The paper, by right-wing think tank Centre for Policy Studies, also suggests leaving the European Convention on Human Rights, joining Russia and Belarus as the only countries on the continent who are not members.

Suella Braverman wrote a foreword to the document, which calls for resettlement schemes to bring about 20,000 people each year to the country “legally and safely”.

It argues that only refugees from countries such as Ukraine, Afghanistan and Hong Kong, or which have historical links to Britain, should be allowed to settle in the UK.

“But if you come to the country illegally we want to change the law so it says that you will never be allowed to settle in the UK,” report co-author Nick Timothy told Radio 4’s Today programme on Monday.

“And instead you will be detained and quite quickly given the choice between returning to your home country and going to Rwanda, or a country like Rwanda where we might strike a similar deal ... a few asylum claims will be processed there.”

Quick removals are not currently possible because of the European Convention on Human Rights, which has put the government’s Rwanda plan on hold, saying it must be proved that the African country is safe.

Mr Timothy admitted leaving the convention would put Britain in the same league as Russia and Belarus but he said the charter had changed since the UK helped draft it in the aftermath of the Second World War.
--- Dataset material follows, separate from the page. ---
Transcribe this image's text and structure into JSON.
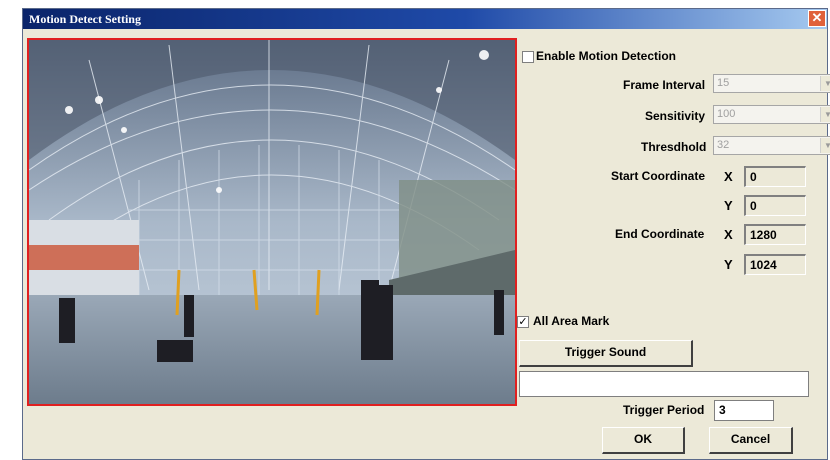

“It’s actually a living instrument, which is to say that it has changed with time," he said.

“People across Europe are starting to have these conversations. Denmark has negotiated a similar arrangement with Rwanda to the one UK has negotiated. So this is a conversation which is going on in interior ministries across Europe.

“The whole point is you have to break the incentive to travel and reduce the number of people coming here in this way.”

Home Secretary Suella Braverman appears before a parliamentary home affairs committee, answering questions about a migrant processing centre. PA

In the foreword Suella Braverman wrote she did not necessarily agree with everything in the report, but her contribution is considered generally sympathetic to the thinking behind it.

“I welcome it as a vital and necessary contribution to the policy debate about what can be done to tackle the crossings,” Ms Braverman wrote.

She said the numbers making the perilous crossing of the Channel were "wholly unacceptable and unsustainable" and that ministers would "comprehensively tackle the small boats problem".

The UK should strike a series of “offshoring” deals, in addition to the so-far unsuccessful Rwanda plan, to expatriate asylum seekers from Britain, those who back the plan say.

Ms Braverman has promised to “deliver the Rwanda partnership at scale”, adding “the Prime Minister and I are committed to doing whatever it takes”.